Champions League, quando il calcio è un altro sport
Il meraviglioso spettacolo offerto da Manchester City e Real Madrid, il confronto impari con il nostro campionato e una considerazione amara: per divertire servono grandi campioni e la mentalità giusta
L'unico difetto della sfida tra Manchester City e Real Madrid - gara d'andata delle semifinali di Champions League - è che a un certo punto è finita. E' stata un'ingiustizia perché ci ha costretto a tornare alle nostre bassezze, alle polemiche sui torti arbitrali e alla volata scudetto che avrebbe tutto per essere bellissima ma che abbiamo intossicato di veleni, rovinando tutto. Peccato che il signor Kovacs, arbitro romeno del tutto insensibile al fascino del meraviglioso, non abbia deciso di fare uno strappo alla regola e andare avanti, consentendo a inglesi e spagnoli di regalarci qualche altro ribaltone, un'emozione in più, un'ulteriore giocata con cui rifarsi gli occhi.
Ovviamente è un paradosso, perché Kovacs ha fatto quello che doveva ma nella notte dell'Etihad è parso bellissimo anche lui, con quella scelta di lasciar correre per qualche secondo malgrado un fallo netto al limite dell'area del Real Madrid, così che Bernardo Silva potesse confezionare uno dei sette capolavori della serata. Ogni riferimento allo sciagurato Serra e al suo fischio castrante in Milan-Spezia è, ovviamente, voluto ma non bisogna sorprendersi: Kovacs è un direttore di gara internazionale, livello top, Serra un ragazzo che sta cominciando la sua strada.
Due categoria diverse esattamente come Manchester City-Real Madrid e il resto del mondo. O quasi. Nel senso che altre partite memorabili le stiamo vedendo in questa seconda fase della stagione europea e tutte le volta viene un po' di magone pensando alla distanza siderale che dovrà coprire il nostro calcio per tornare ad essere competitivo in serate come questa. E' vero, non tutto è da buttare via perché Milan e Inter qualche applauso lo hanno strappato contro i mostri sacri, pur uscendo alla fine sconfitte. Però in generale siamo su un altro pianeta e prima ce ne rendiamo conto, più in fretta si comincerà la risalita.

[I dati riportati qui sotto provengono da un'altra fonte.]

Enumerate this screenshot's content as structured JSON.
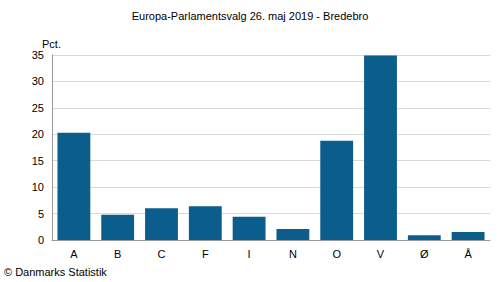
{
  "chart_data": {
    "type": "bar",
    "title": "Europa-Parlamentsvalg 26. maj 2019 - Bredebro",
    "y_label": "Pct.",
    "footer": "© Danmarks Statistik",
    "categories": [
      "A",
      "B",
      "C",
      "F",
      "I",
      "N",
      "O",
      "V",
      "Ø",
      "Å"
    ],
    "values": [
      20.3,
      4.8,
      6.0,
      6.4,
      4.4,
      2.1,
      18.8,
      34.9,
      0.9,
      1.5
    ],
    "color": "#0b5d8c",
    "ylim": [
      0,
      35
    ],
    "yticks": [
      0,
      5,
      10,
      15,
      20,
      25,
      30,
      35
    ],
    "grid": true
  }
}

Questione di mentalità. Pazzesco vedere due squadre sfidarsi a viso aperto sfruttando in pieno il nuovo regolamento, che ha abolito il valore doppio del gol in trasferta rendendo questi incontri delle sorti di finali secche. C'è chi ha immaginato che Ancelotti fosse folle a non tirare indietro i suoi dopo l'inizio choc di Guardiola e, invece, ha avuto ragione lui. E poco importa che ci siano anche stati errori difensivi, imperfezioni e suicidi come il rigore causato da Laporte che ha fissato il risultato sul 4-3, promessa di un'altra notte indimenticabile al Bernabeu. Alzi la mano chi rimpiange la collosità di certe partite tatticamente perfette ma emotivamente piatte.
L'altra considerazione è che per vedere un grande spettacolo servono grandi interpreti. La qualità è tutto e lo è sempre stato, anche quando il calcio moderno lo disegnavamo noi in giro per l'Europa. Era il tempo in cui i nostri mecenati potevano permettersi di acquistare Palloni d'Oro da tenere in panchina, incuranti delle spese. Quel calcio non esiste più e ci vorranno anni (e scelte coraggiose) perché la Serie A possa tornare ad avvicinarsi alla forza economica delle big della Champions League. Chi sostiene che si possa ricreare lo stesso prodotto anche low cost mente. Non ci credete? Guardate la parabola di Lewis Hamilton, fuoriclasse leggendario della Formula Uno: se la sua Mercedes non va, lotta in mezzo al gruppo. Esattamente come sono condannati a fare tanti allenatori italiani che, forse, sul piano della mentalità sarebbero pronti al grande salto.